A spontaneous embryonic body (EB) differentiation was performed to validate the selection of ZSCAN10 and ESRG, as EB contains all three germ layers. For spontaneous differentiation, self-aggregated EBs were formed and transferred to Corning low attachment dishes. The medium was switched to E6 medium for 14 days. Following differentiation, NGS was also performed on total RNAs isolated from the EBs. Next, the mRNA seq data on the top 30 expressed genes was assessed (Fig. 3C). ZSCAN10 and ESRG were found highly expressed in hiPSCs but scarcely expressed in differentiated EBs, with an expression fold change of 146 and 574, respectively (Fig. 3D). These findings showed that ZSCAN10 and ESRG were suitable genes for universal residual hiPSCs detection.

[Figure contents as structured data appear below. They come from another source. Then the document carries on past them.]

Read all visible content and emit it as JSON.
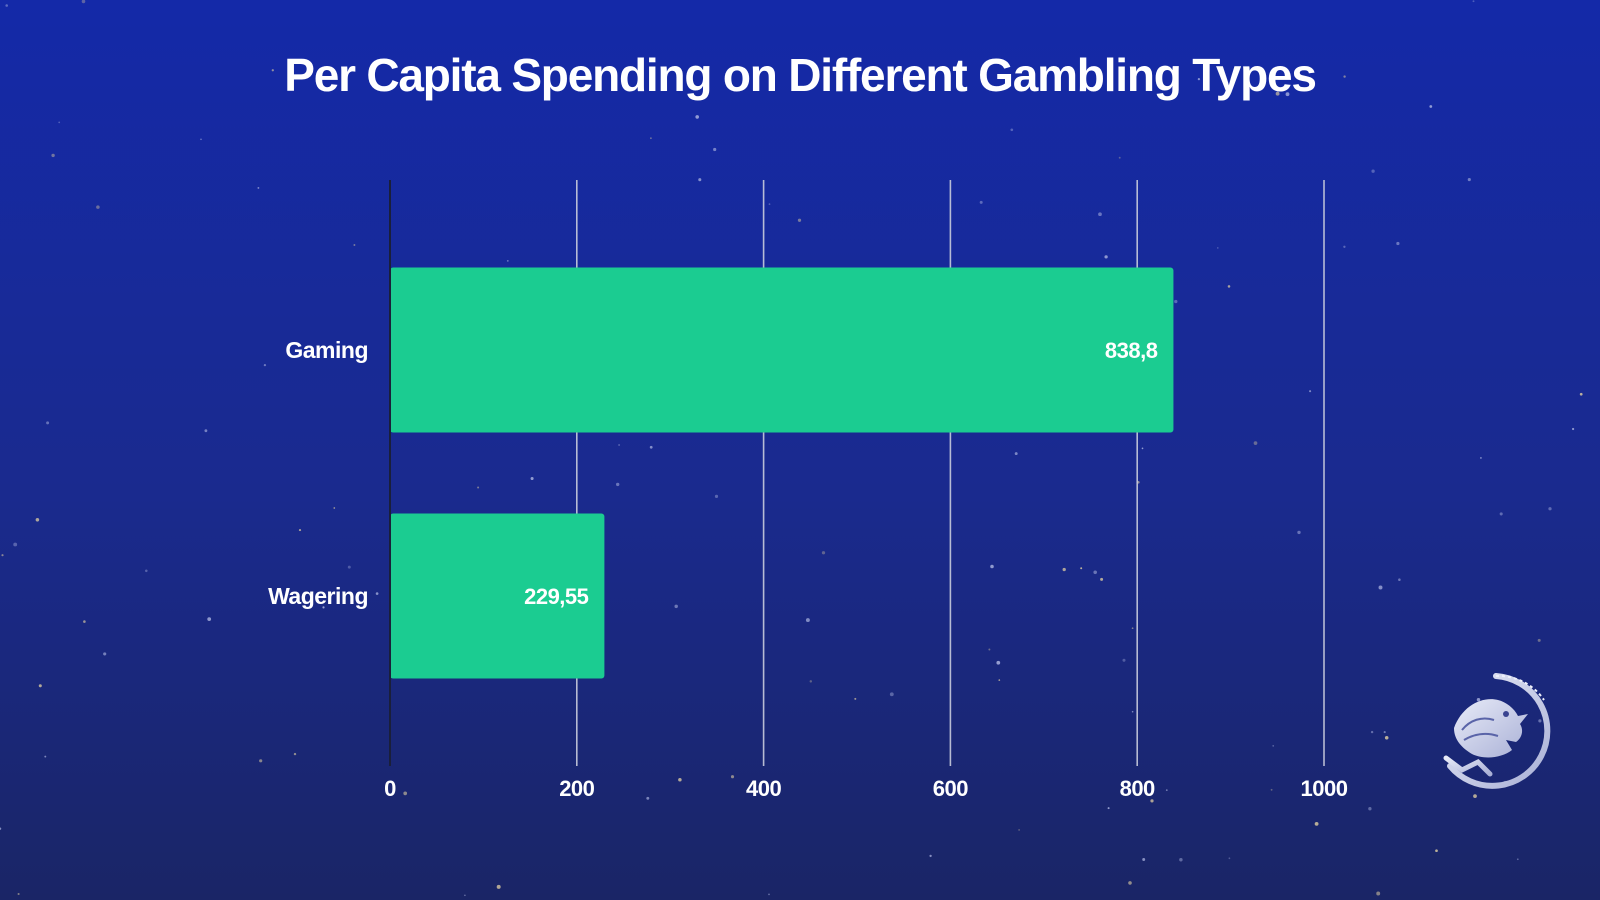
{
  "colors": {
    "background_top": "#1429a8",
    "background_bottom": "#1a2566",
    "bar": "#1bcc91",
    "text": "#ffffff",
    "grid": "#c9ccdd",
    "axis": "#1a1f3a"
  },
  "logo": {
    "icon": "dragon-emblem-icon"
  },
  "chart_data": {
    "type": "bar",
    "orientation": "horizontal",
    "title": "Per Capita Spending on Different Gambling Types",
    "xlabel": "",
    "ylabel": "",
    "categories": [
      "Gaming",
      "Wagering"
    ],
    "values": [
      838.8,
      229.55
    ],
    "data_labels": [
      "838,8",
      "229,55"
    ],
    "xlim": [
      0,
      1000
    ],
    "x_ticks": [
      0,
      200,
      400,
      600,
      800,
      1000
    ],
    "x_tick_labels": [
      "0",
      "200",
      "400",
      "600",
      "800",
      "1000"
    ],
    "grid": true,
    "legend": "none"
  }
}
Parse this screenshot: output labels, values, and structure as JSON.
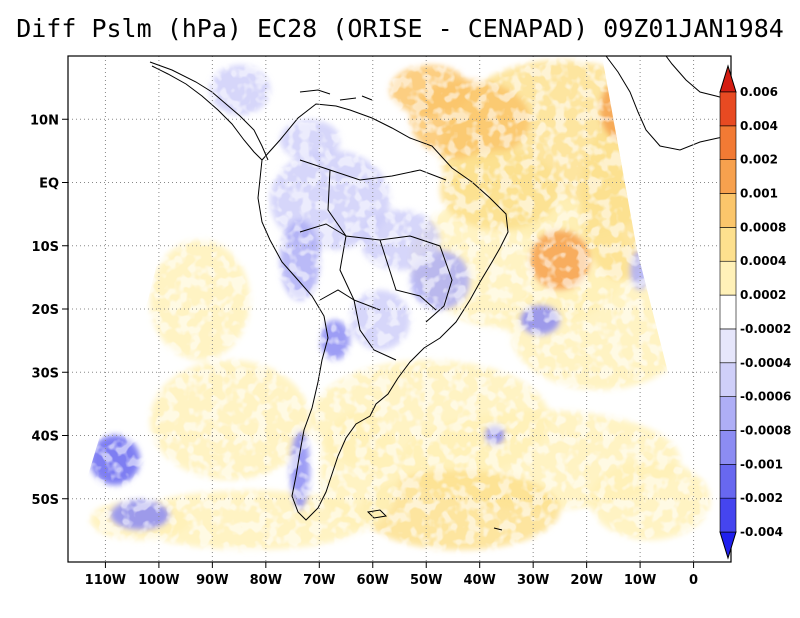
{
  "title": "Diff Pslm (hPa) EC28 (ORISE - CENAPAD) 09Z01JAN1984",
  "chart_data": {
    "type": "heatmap",
    "title": "Diff Pslm (hPa) EC28 (ORISE - CENAPAD) 09Z01JAN1984",
    "lon_range": [
      -117,
      7
    ],
    "lat_range": [
      -60,
      20
    ],
    "x_ticks": [
      {
        "lon": -110,
        "label": "110W"
      },
      {
        "lon": -100,
        "label": "100W"
      },
      {
        "lon": -90,
        "label": "90W"
      },
      {
        "lon": -80,
        "label": "80W"
      },
      {
        "lon": -70,
        "label": "70W"
      },
      {
        "lon": -60,
        "label": "60W"
      },
      {
        "lon": -50,
        "label": "50W"
      },
      {
        "lon": -40,
        "label": "40W"
      },
      {
        "lon": -30,
        "label": "30W"
      },
      {
        "lon": -20,
        "label": "20W"
      },
      {
        "lon": -10,
        "label": "10W"
      },
      {
        "lon": 0,
        "label": "0"
      }
    ],
    "y_ticks": [
      {
        "lat": 10,
        "label": "10N"
      },
      {
        "lat": 0,
        "label": "EQ"
      },
      {
        "lat": -10,
        "label": "10S"
      },
      {
        "lat": -20,
        "label": "20S"
      },
      {
        "lat": -30,
        "label": "30S"
      },
      {
        "lat": -40,
        "label": "40S"
      },
      {
        "lat": -50,
        "label": "50S"
      }
    ],
    "grid": true,
    "colorbar": {
      "placement": "right",
      "colors": [
        "#2020ee",
        "#4545ef",
        "#6868f0",
        "#8c8cf3",
        "#aeaef6",
        "#cfcff9",
        "#e6e6fb",
        "#ffffff",
        "#fff1b8",
        "#fde08e",
        "#fbc66b",
        "#f7a14e",
        "#f27a34",
        "#e84a22",
        "#d41d12"
      ],
      "labels": [
        "-0.004",
        "-0.002",
        "-0.001",
        "-0.0008",
        "-0.0006",
        "-0.0004",
        "-0.0002",
        "0.0002",
        "0.0004",
        "0.0008",
        "0.001",
        "0.002",
        "0.004",
        "0.006"
      ]
    }
  }
}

Here Spike-in experiments were performed. A serial of 2, 20, 200, 2000 and 20,000 hiPSCs was mixed with 293T cells to get 2 million cells; then, the RNA was isolated for ddPCR. The copy number of ESRG and ZSCAN10 gene expression correlated with hiPSCs numbers (Fig. 4A,B). Two hiPSCs in a background of 2 $\times$ 10${}^6$ cells were detected with at least 0.0001% sensitivity. However, ESRG performed better with a higher copy number (Fig. 4A), possibly because of a higher expression level of ESRG in hiPSCs (Fig. 2D), which was consistent with the RNA seq data.

Fig. 4.

Detection sensitivity via spike-in experiments. (A) mRNA copy numbers of ESRG and ZSCAN10 in samples containing 2000, 200, 20 and 2 hiPSC samples in 2 million 293T cells. N = 3. (B) mRNA copy numbers of ESRG and ZSCAN10 in 2 million hiPSCs samples and samples containing 20,000 hiPSCs in 2 million 293T cells. N = 3.